柳田:クイックは、だいたいああいうテンポでやっているのでできると思いますが、日向のような160センチ台の人が入って速攻スパイクを打つというのは、なかなかすごいことだと思います。
―― 作品の中ではブロックの描写が細かいですが、実際に天童覚(白鳥沢高校)のような(動きを)読んで止めるのと、月島蛍のようにチームのシステムとして止める方法、どちらが好きとかはありますか?
柳田:僕はあまり身長が高いほうではないので、どちらかというとちゃんとシステムにはめてもらって動けたほうが良いですね。

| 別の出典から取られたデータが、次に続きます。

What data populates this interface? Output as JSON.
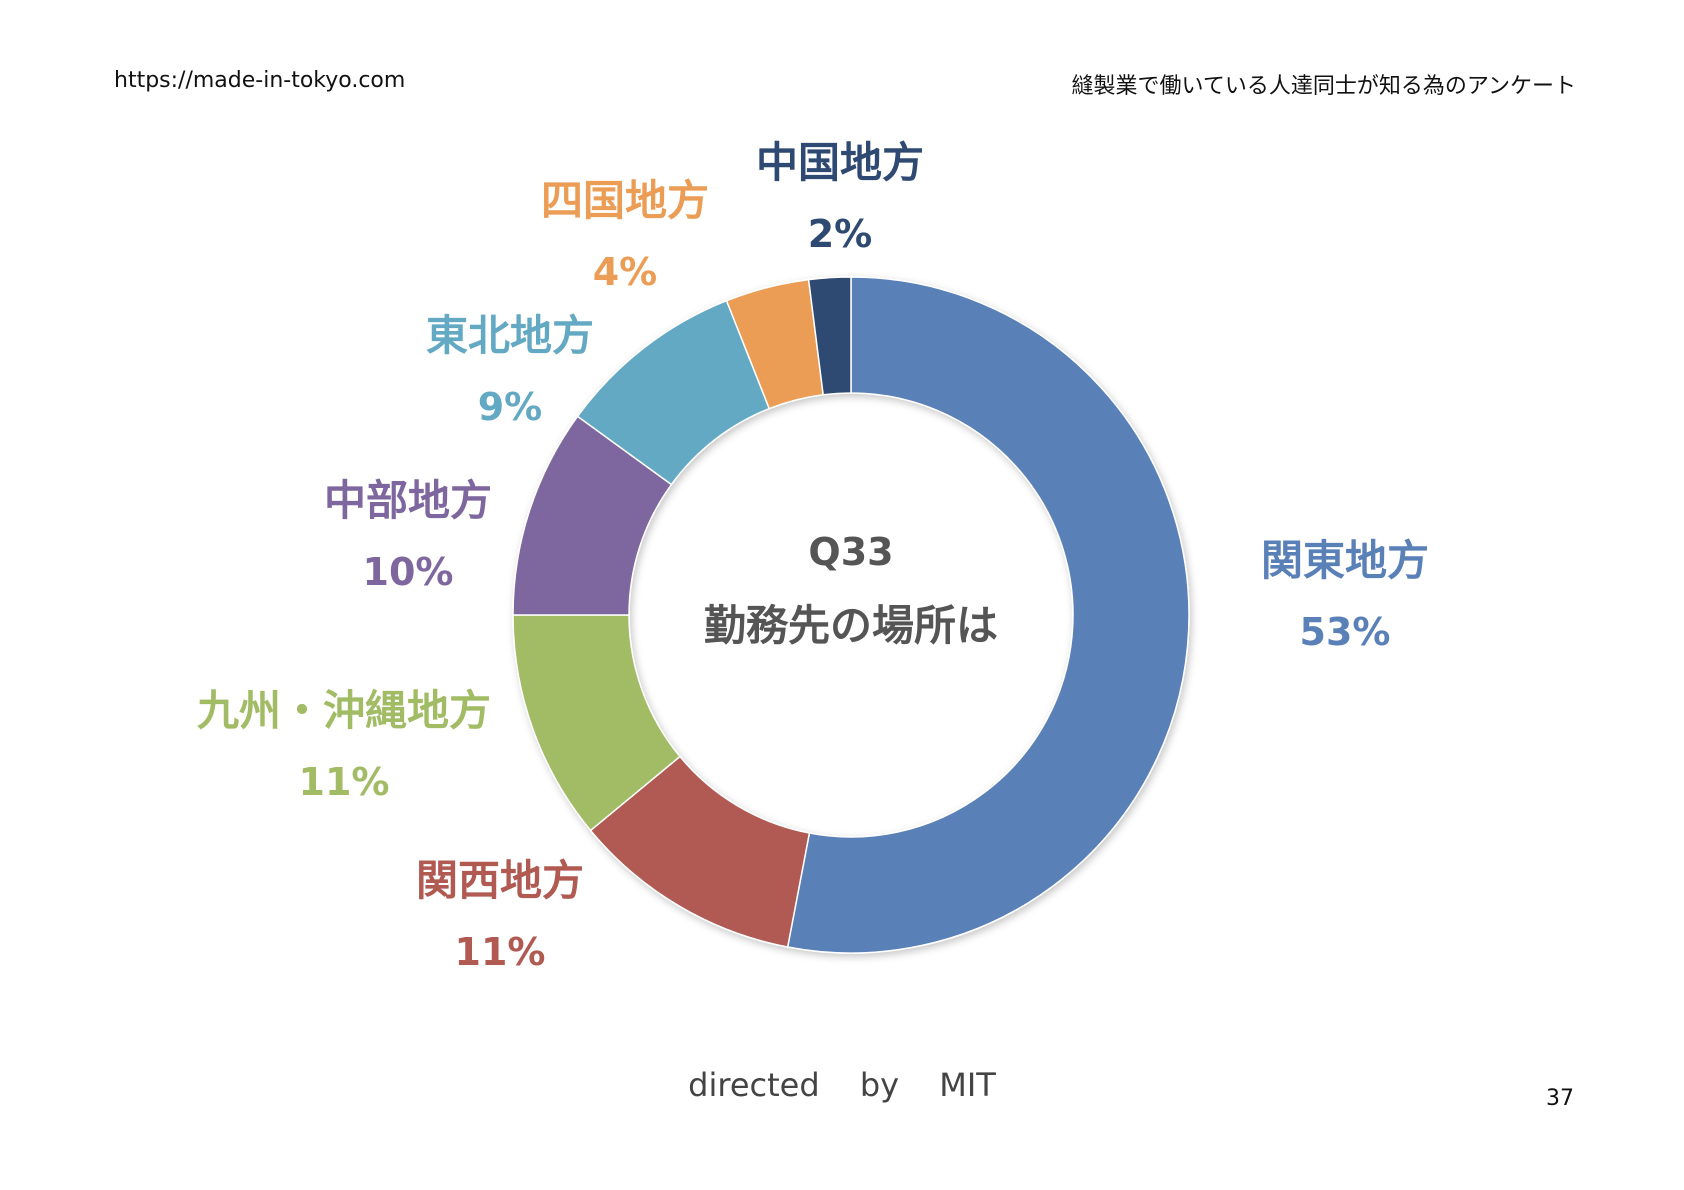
{
  "header": {
    "url": "https://made-in-tokyo.com",
    "survey_title": "縫製業で働いている人達同士が知る為のアンケート"
  },
  "chart_data": {
    "type": "pie",
    "donut": true,
    "center_question": "Q33",
    "center_title": "勤務先の場所は",
    "slices": [
      {
        "label": "関東地方",
        "value": 53,
        "value_label": "53%",
        "color": "#5a80b8"
      },
      {
        "label": "関西地方",
        "value": 11,
        "value_label": "11%",
        "color": "#b05a52"
      },
      {
        "label": "九州・沖縄地方",
        "value": 11,
        "value_label": "11%",
        "color": "#a2bc66"
      },
      {
        "label": "中部地方",
        "value": 10,
        "value_label": "10%",
        "color": "#7e669e"
      },
      {
        "label": "東北地方",
        "value": 9,
        "value_label": "9%",
        "color": "#63a9c3"
      },
      {
        "label": "四国地方",
        "value": 4,
        "value_label": "4%",
        "color": "#eb9d56"
      },
      {
        "label": "中国地方",
        "value": 2,
        "value_label": "2%",
        "color": "#2f4a72"
      }
    ]
  },
  "footer": {
    "credit": "directed by MIT",
    "page_number": "37"
  }
}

ミドルブロッカーの人と抱き合わせで飛んで、ちゃんと止めたり、ワンタッチできたりするタイプではあります。
―― 柳田選手と言えば強力なジャンプサーブの印象が強いですが、たとえば高校生はサーブとレシーブ、どちらを極めたほうが強いですか?
柳田:もちろん、どちらも極めたほうが良いのですが(笑)。でも、サーブは個人技だから注目されると思いますし、ここ一番という場面で自分に回ってきたときに勝負ができる。サーブを極められたら、すごく強い武器になるんじゃないかなと思います。
―― 全員がスパイクを打てる態勢に入るというシンクロ攻撃は実際のバレーでも有効ですか?

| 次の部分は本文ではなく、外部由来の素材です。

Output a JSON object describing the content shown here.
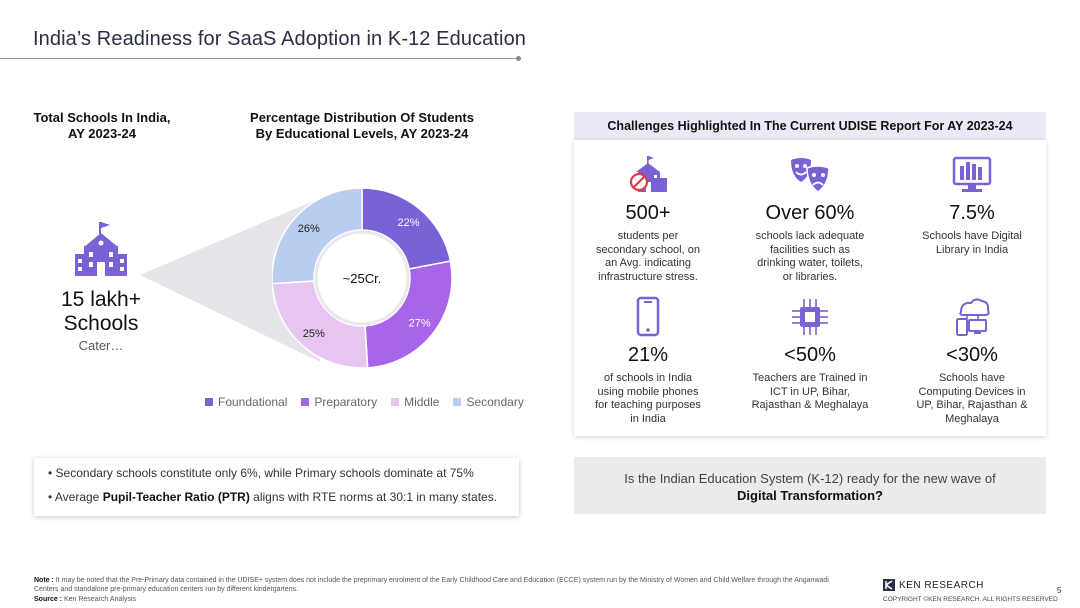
{
  "header": {
    "title": "India’s Readiness for SaaS Adoption in K-12 Education"
  },
  "left": {
    "schools_heading": [
      "Total Schools In India,",
      "AY 2023-24"
    ],
    "dist_heading": [
      "Percentage Distribution Of Students",
      "By Educational Levels, AY 2023-24"
    ],
    "total_schools": [
      "15 lakh+",
      "Schools"
    ],
    "caters_text": "Cater…",
    "donut_center": "~25Cr."
  },
  "chart_data": {
    "type": "pie",
    "title": "Percentage Distribution Of Students By Educational Levels, AY 2023-24",
    "center_label": "~25Cr.",
    "categories": [
      "Foundational",
      "Preparatory",
      "Middle",
      "Secondary"
    ],
    "values": [
      22,
      27,
      25,
      26
    ],
    "labels": [
      "22%",
      "27%",
      "25%",
      "26%"
    ],
    "colors": [
      "#7b61d6",
      "#a865ea",
      "#e6c6f0",
      "#b8cdf0"
    ],
    "label_colors": [
      "#ffffff",
      "#ffffff",
      "#222222",
      "#222222"
    ],
    "legend_position": "bottom"
  },
  "bullets": {
    "b1": "Secondary schools constitute only 6%, while Primary schools dominate at 75%",
    "b2_pre": "Average ",
    "b2_bold": "Pupil-Teacher Ratio (PTR)",
    "b2_post": " aligns with RTE norms at 30:1 in many states."
  },
  "challenges": {
    "heading": "Challenges Highlighted In The Current UDISE Report For AY 2023-24",
    "items": [
      {
        "icon": "school-no-icon",
        "num": "500+",
        "desc": [
          "students per",
          "secondary school, on",
          "an Avg. indicating",
          "infrastructure stress."
        ]
      },
      {
        "icon": "theatre-masks-icon",
        "num": "Over 60%",
        "desc": [
          "schools lack adequate",
          "facilities such as",
          "drinking water, toilets,",
          "or libraries."
        ]
      },
      {
        "icon": "digital-library-icon",
        "num": "7.5%",
        "desc": [
          "Schools have Digital",
          "Library in India"
        ]
      },
      {
        "icon": "mobile-phone-icon",
        "num": "21%",
        "desc": [
          "of schools in India",
          "using mobile phones",
          "for teaching purposes",
          "in India"
        ]
      },
      {
        "icon": "ict-chip-icon",
        "num": "<50%",
        "desc": [
          "Teachers are Trained in",
          "ICT in UP, Bihar,",
          "Rajasthan & Meghalaya"
        ]
      },
      {
        "icon": "computing-devices-icon",
        "num": "<30%",
        "desc": [
          "Schools have",
          "Computing Devices in",
          "UP, Bihar, Rajasthan &",
          "Meghalaya"
        ]
      }
    ]
  },
  "question": {
    "line1": "Is the Indian Education System (K-12) ready for the new wave of",
    "bold": "Digital Transformation?"
  },
  "footer": {
    "note_label": "Note :",
    "note_text": " It may be noted that the Pre-Primary data contained in the UDISE+ system does not include the preprimary enrolment of the Early Childhood Care and Education (ECCE) system run by the Ministry of Women and Child Welfare through the Anganwadi Centers and standalone pre-primary education centers run by different kindergartens.",
    "source_label": "Source :",
    "source_text": " Ken Research Analysis",
    "logo_text": "KEN RESEARCH",
    "copyright": "COPYRIGHT ©KEN RESEARCH. ALL RIGHTS RESERVED",
    "page": "5"
  },
  "colors": {
    "accent": "#7b61d6",
    "title": "#2a2e45",
    "header_band": "#e9eaf6"
  }
}
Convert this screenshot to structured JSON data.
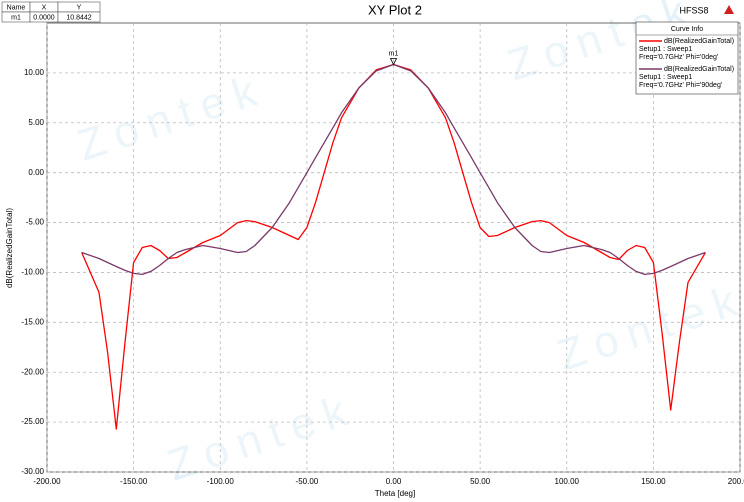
{
  "chart_data": {
    "type": "line",
    "title": "XY Plot 2",
    "brand": "HFSS8",
    "watermark": "Zontek",
    "x_label": "Theta [deg]",
    "y_label": "dB(RealizedGainTotal)",
    "legend_title": "Curve Info",
    "legend_position": "top-right",
    "grid": true,
    "x": [
      -180,
      -170,
      -165,
      -160,
      -155,
      -150,
      -145,
      -140,
      -135,
      -130,
      -125,
      -120,
      -110,
      -100,
      -90,
      -85,
      -80,
      -70,
      -60,
      -55,
      -50,
      -45,
      -40,
      -35,
      -30,
      -20,
      -10,
      0,
      10,
      20,
      30,
      35,
      40,
      45,
      50,
      55,
      60,
      70,
      80,
      85,
      90,
      100,
      110,
      120,
      125,
      130,
      135,
      140,
      145,
      150,
      155,
      160,
      165,
      170,
      180
    ],
    "series": [
      {
        "name": "dB(RealizedGainTotal)",
        "setup": "Setup1 : Sweep1",
        "freq": "Freq='0.7GHz' Phi='0deg'",
        "color": "#ff0000",
        "values": [
          -8,
          -12,
          -18,
          -25.7,
          -17,
          -9,
          -7.5,
          -7.3,
          -7.8,
          -8.6,
          -8.5,
          -8,
          -7,
          -6.3,
          -5,
          -4.8,
          -4.9,
          -5.5,
          -6.3,
          -6.7,
          -5.5,
          -3,
          0,
          3,
          5.5,
          8.5,
          10.3,
          10.84,
          10.3,
          8.5,
          5.5,
          3,
          0,
          -3,
          -5.5,
          -6.4,
          -6.3,
          -5.5,
          -4.9,
          -4.8,
          -5,
          -6.3,
          -7,
          -8,
          -8.5,
          -8.7,
          -7.8,
          -7.3,
          -7.5,
          -9,
          -16,
          -23.8,
          -17,
          -11,
          -8
        ]
      },
      {
        "name": "dB(RealizedGainTotal)",
        "setup": "Setup1 : Sweep1",
        "freq": "Freq='0.7GHz' Phi='90deg'",
        "color": "#7a3a6a",
        "values": [
          -8,
          -8.6,
          -9,
          -9.4,
          -9.8,
          -10.1,
          -10.2,
          -9.9,
          -9.3,
          -8.6,
          -8,
          -7.7,
          -7.3,
          -7.6,
          -8,
          -7.9,
          -7.3,
          -5.5,
          -3,
          -1.5,
          0,
          1.5,
          3,
          4.5,
          6,
          8.5,
          10.2,
          10.84,
          10.2,
          8.5,
          6,
          4.5,
          3,
          1.5,
          0,
          -1.5,
          -3,
          -5.5,
          -7.3,
          -7.9,
          -8,
          -7.6,
          -7.3,
          -7.7,
          -8,
          -8.6,
          -9.3,
          -9.9,
          -10.2,
          -10.1,
          -9.8,
          -9.4,
          -9,
          -8.6,
          -8
        ]
      }
    ],
    "marker": {
      "header": [
        "Name",
        "X",
        "Y"
      ],
      "name": "m1",
      "x": 0,
      "y": 10.8442,
      "x_label": "0.0000",
      "y_label": "10.8442"
    },
    "xlim": [
      -200,
      200
    ],
    "xticks": [
      {
        "value": -200,
        "label": "-200.00"
      },
      {
        "value": -150,
        "label": "-150.00"
      },
      {
        "value": -100,
        "label": "-100.00"
      },
      {
        "value": -50,
        "label": "-50.00"
      },
      {
        "value": 0,
        "label": "0.00"
      },
      {
        "value": 50,
        "label": "50.00"
      },
      {
        "value": 100,
        "label": "100.00"
      },
      {
        "value": 150,
        "label": "150.00"
      },
      {
        "value": 200,
        "label": "200.00"
      }
    ],
    "ylim": [
      -30,
      15
    ],
    "yticks": [
      {
        "value": 10,
        "label": "10.00"
      },
      {
        "value": 5,
        "label": "5.00"
      },
      {
        "value": 0,
        "label": "0.00"
      },
      {
        "value": -5,
        "label": "-5.00"
      },
      {
        "value": -10,
        "label": "-10.00"
      },
      {
        "value": -15,
        "label": "-15.00"
      },
      {
        "value": -20,
        "label": "-20.00"
      },
      {
        "value": -25,
        "label": "-25.00"
      },
      {
        "value": -30,
        "label": "-30.00"
      }
    ]
  }
}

柳田:同時多発位置差攻撃のことですね。あれはとても大切だと思います。全員に攻撃参加意識があるとブロックも絞れなくなるので有効です。それに対抗するために、わざとパイプ(後ろの真ん中からバックアタックを打つこと)の攻撃をつぶすような意識で、サーブとかパスを返してくるチームもあるので、それに対しても攻撃意識を落とさないで(攻撃に)入り続けることは、相手からするとものすごいストレスになるんです。それに、他の選手も活きて、自分も活かせるというのがトータル的なオフェンス力だと思うので、ものすごく重要なことだと思います。

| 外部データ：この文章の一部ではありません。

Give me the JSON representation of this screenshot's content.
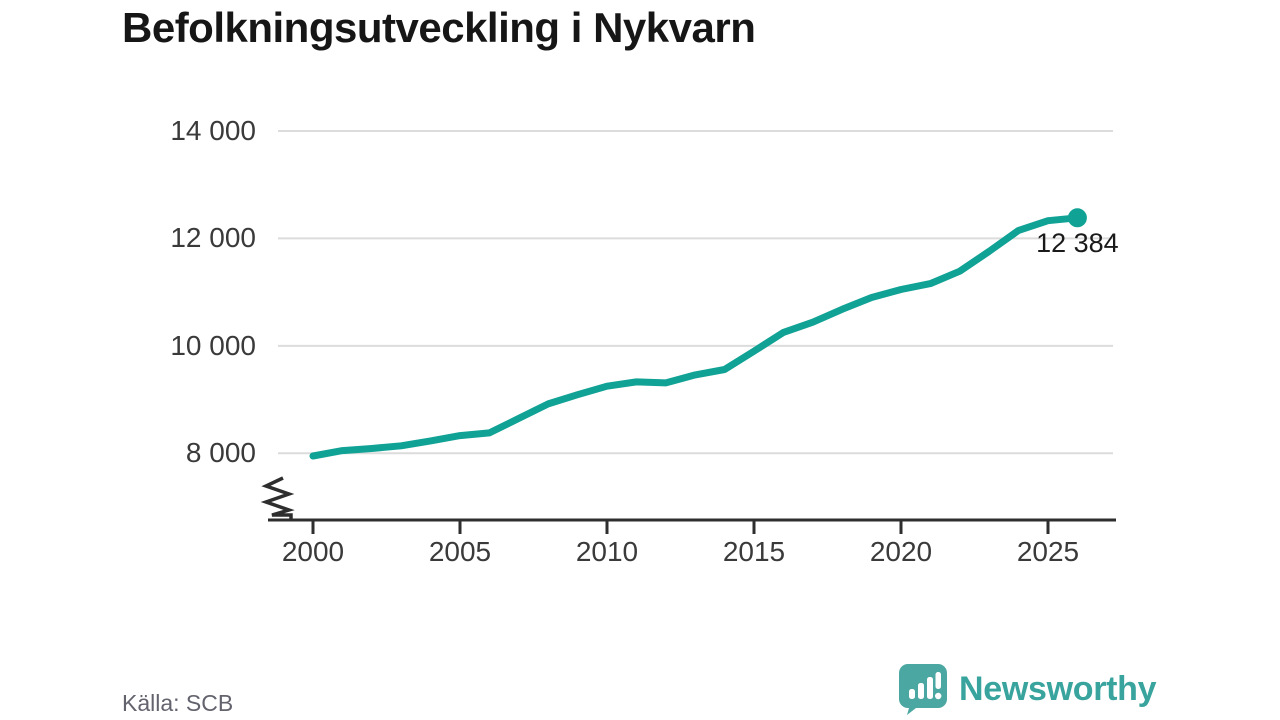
{
  "header": {
    "title": "Befolkningsutveckling i Nykvarn"
  },
  "chart_data": {
    "type": "line",
    "title": "Befolkningsutveckling i Nykvarn",
    "x": [
      2000,
      2001,
      2002,
      2003,
      2004,
      2005,
      2006,
      2007,
      2008,
      2009,
      2010,
      2011,
      2012,
      2013,
      2014,
      2015,
      2016,
      2017,
      2018,
      2019,
      2020,
      2021,
      2022,
      2023,
      2024,
      2025,
      2026
    ],
    "values": [
      7950,
      8050,
      8090,
      8140,
      8230,
      8330,
      8380,
      8650,
      8920,
      9090,
      9250,
      9330,
      9310,
      9460,
      9560,
      9900,
      10250,
      10440,
      10680,
      10900,
      11050,
      11160,
      11390,
      11760,
      12150,
      12330,
      12384
    ],
    "end_value": 12384,
    "end_label": "12 384",
    "xticks": [
      {
        "value": 2000,
        "label": "2000"
      },
      {
        "value": 2005,
        "label": "2005"
      },
      {
        "value": 2010,
        "label": "2010"
      },
      {
        "value": 2015,
        "label": "2015"
      },
      {
        "value": 2020,
        "label": "2020"
      },
      {
        "value": 2025,
        "label": "2025"
      }
    ],
    "yticks": [
      {
        "value": 8000,
        "label": "8 000"
      },
      {
        "value": 10000,
        "label": "10 000"
      },
      {
        "value": 12000,
        "label": "12 000"
      },
      {
        "value": 14000,
        "label": "14 000"
      }
    ],
    "ylim": [
      8000,
      14000
    ],
    "axis_break": true,
    "grid": true,
    "legend_position": "none",
    "line_color": "#10a295",
    "grid_color": "#dcdcdc",
    "axis_color": "#2e2e2e",
    "label_color": "#3a3a3a"
  },
  "footer": {
    "source": "Källa: SCB",
    "brand": "Newsworthy",
    "brand_color": "#38a49d",
    "logo_icon": "bar-chart-speech-bubble"
  }
}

あとは烏野高校もやっていたようにテンポを合わせて入ることが大事で、それによってセッターとのコンビネーションも合いやすくなると思います。たとえばクイックとパイプの速さとレフトの速さが全然ちがっていたら、相手は「レフトはゆっくりだからクイックとパイプに先にシフトしよう」って考えるので、そこのテンポを合わせてあげると、相手もバランスよく守らなければいけなくなるし、そこで駆け引きも生まれることがあります。テンポは大事ですね。
―― 実際、極めることは可能ですか?
柳田:多分できると思います。テンポってフィーリングの部分が強いと思うので、それが合う瞬間を感じるんです。それはセッターが一番感じると思いますが、やっていけば合っていくのではないかと思います。
■古舘先生に感謝「今度は僕がバレーボールの面白さを伝えていきたい」
―― 今年7月に『ハイキュー!!』の原作が完結しました。
柳田:率直に寂しかったですね(笑)。展開的に、このあと終わっちゃうのかなという気持ちはありましたが、実際に完結と言われると、もう続きはないんだなって思うし、すごく寂しいです。約8年半という長い期間、連載をやってくださっていたので、今はロスというか、アニメを楽しみに待っている気持ちです(笑)。
―― 連載を終えた古舘先生に伝えたいことはありますか?
柳田:バレーボールというジャンルの漫画を描いてくださって、本当に多くの方にバレーボールという競技を知っていただけたと感じています。僕も日本代表として、それ(バレーボールを広めること)もひとつの使命としてやっていたので、本当に古舘さんには感謝をしています。あとは単純に、僕が読んでいて面白かったので、そこに対しても感謝したい気持ちです(笑)。
『ハイキュー!!』を通して、多くの方にバレーを知っていただけたと思うので、今度は僕がバレーボールの面白さを、自分がプレーすることによって伝えていけたらといいなと思っています。
―― 最後に、柳田選手の今後の目標を教えてください。
柳田:来年に延期したオリンピックに向けて、プランを立てながらコンディションを整えている状況です。そこに向かっていくことがまずは大事かなと思っています。そして、そこで結果を出すことを目標に、僕たちもがんばっていきたいと思います。10月からVリーグもスタートしますので、ぜひ皆さん観にきてください。